SoCS 2014

SoCS 2014: The Seventh Annual Symposium on Combinatorial Search

Invited Speakers

We are pleased to have the following invited speakers at SoCS 2014:

Talk Title: Past, present, parallel: heuristic search in a changing computer world

Abstract:

Since its invention in 1968 by Hart, Nilsson and Raphael, many variants of the A* heuristic search algorithm have been devised. They are today found in many applications of practical relevance. Unfortunately, there exists a large class of very complex problems that can neither be solved with heuristic best-first search (because of limited memory space) nor with iterative depth-first search (due to limited computing time). How can we push the limitations a little bit further so that some of the previously intractable problems can be solved?

The answer to this question lies – in our view – in the efficient utilization of parallelism. Three things need to be done: (1) The space complexity must be reduced so that the solution space fits into the available distributed memories, (2) the scalability must be improved so that more processors can be employed to solve the problem in parallel, and (3) the efficacy of the heuristic must be improved so that a solution is found earlier. But above all, care must be taken to utilize all available parallel computational resources in a balanced way: CPUs, memories, and the network. With the example of the sliding tile puzzle, we will show how previously intractable problem instances can be solved on large systems with thousands of CPUs and we will try to glimpse into the future of heuristic search on exascale computers with millions of processors.
[presentation]

About the Speaker:

Alexander Reinefeld is Head of Computer Science Department Zuse Institute Berlin in Berlin-Dahlem. He is also Professor for Parallel and Distributed Systems Humboldt-Universitaet zu Berlin. Alexander Reinefelds' MSc and PhD degrees both come for the University of Hamburg. He has been the Director of the Paderborn Center for Parallel Computing.

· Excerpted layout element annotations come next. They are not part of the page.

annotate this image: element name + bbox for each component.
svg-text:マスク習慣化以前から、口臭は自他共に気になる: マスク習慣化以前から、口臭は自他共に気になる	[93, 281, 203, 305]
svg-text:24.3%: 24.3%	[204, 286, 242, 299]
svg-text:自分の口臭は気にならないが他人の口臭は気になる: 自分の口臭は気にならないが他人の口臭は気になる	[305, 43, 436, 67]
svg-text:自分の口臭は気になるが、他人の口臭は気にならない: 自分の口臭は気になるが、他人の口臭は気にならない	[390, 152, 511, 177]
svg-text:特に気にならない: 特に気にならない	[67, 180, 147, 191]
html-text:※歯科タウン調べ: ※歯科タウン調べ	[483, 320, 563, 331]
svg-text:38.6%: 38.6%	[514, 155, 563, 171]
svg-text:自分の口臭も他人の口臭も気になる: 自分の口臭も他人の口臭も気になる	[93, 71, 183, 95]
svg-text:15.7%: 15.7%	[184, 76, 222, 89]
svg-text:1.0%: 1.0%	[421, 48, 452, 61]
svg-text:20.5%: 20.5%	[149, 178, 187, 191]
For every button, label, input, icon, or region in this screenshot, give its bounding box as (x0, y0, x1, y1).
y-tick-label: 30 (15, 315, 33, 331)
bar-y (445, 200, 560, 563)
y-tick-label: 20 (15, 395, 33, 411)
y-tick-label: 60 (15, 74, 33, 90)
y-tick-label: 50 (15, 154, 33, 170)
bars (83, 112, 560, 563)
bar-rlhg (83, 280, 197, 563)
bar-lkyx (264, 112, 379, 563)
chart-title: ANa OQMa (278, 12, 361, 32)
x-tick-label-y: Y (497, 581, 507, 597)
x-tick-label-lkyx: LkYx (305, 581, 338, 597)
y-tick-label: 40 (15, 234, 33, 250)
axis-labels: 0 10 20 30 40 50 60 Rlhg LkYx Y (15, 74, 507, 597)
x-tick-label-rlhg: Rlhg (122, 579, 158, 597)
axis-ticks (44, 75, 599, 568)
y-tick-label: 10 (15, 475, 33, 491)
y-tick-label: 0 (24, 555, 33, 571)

His current research interests include the following topics: massively-parallel heuristic search with MapReduce, scalable, transactional key/value stores, data management and file systems for cloud computing, erasure codes for distributed data storage, energy efficient computing on manycore, GPGPU and FPGA.

Sven Koenig

Talk Title: Research Directions for Path Planning with A*

Abstract:

In a couple of years, A* will celebrate its 50th birthday, yet research on it is still going strong. In this talk, I'll give an overview of various facets of research on path planning with A*. In particular, I will talk about approaches that my research group has contributed to, including versions of A* for agent-centered search (such as real-time search), incremental search, any-angle search and hierarchical search, focusing on recent developments and their connections to robotics and video games. For example, A* search with subgoal graphs speeds up path planning by utilizing a small amount information compiled from map information in a preprocessing phase. It finds shortest paths by first finding high-level paths through subgoals and then shortest low-level paths between consecutive subgoals on the high-level path. The main insight here is that a large number of subgoals are only needed to connect certain start and goal locations to the other subgoals and can thus be ignored during path planning, resulting in a sparse graph without having to give up optimality.
[presentation]

About the Speaker:

Sven Koenig is a professor in computer science at the University of Southern California. He received his Ph.D. degree in computer science from Carnegie Mellon University. He is a fellow of the Association for the Advancement of Artificial Intelligence (AAAI), a distinguished speaker of the Association for Computing Machinery (ACM) and the recipient of an ACM Recognition of Service Award. Sven was also a program director at the National Science Foundation (NSF) from 2010 to 2012.

Most of his research centers around techniques for decision making (planning and learning) that enable single situated agents (such as robots or decision-support systems) and teams of agents to act intelligently in their environments and exhibit goal-directed behavior in real-time, even if they have only incomplete knowledge of their environment, imperfect abilities to manipulate it, limited or noisy perception or insufficient reasoning speed.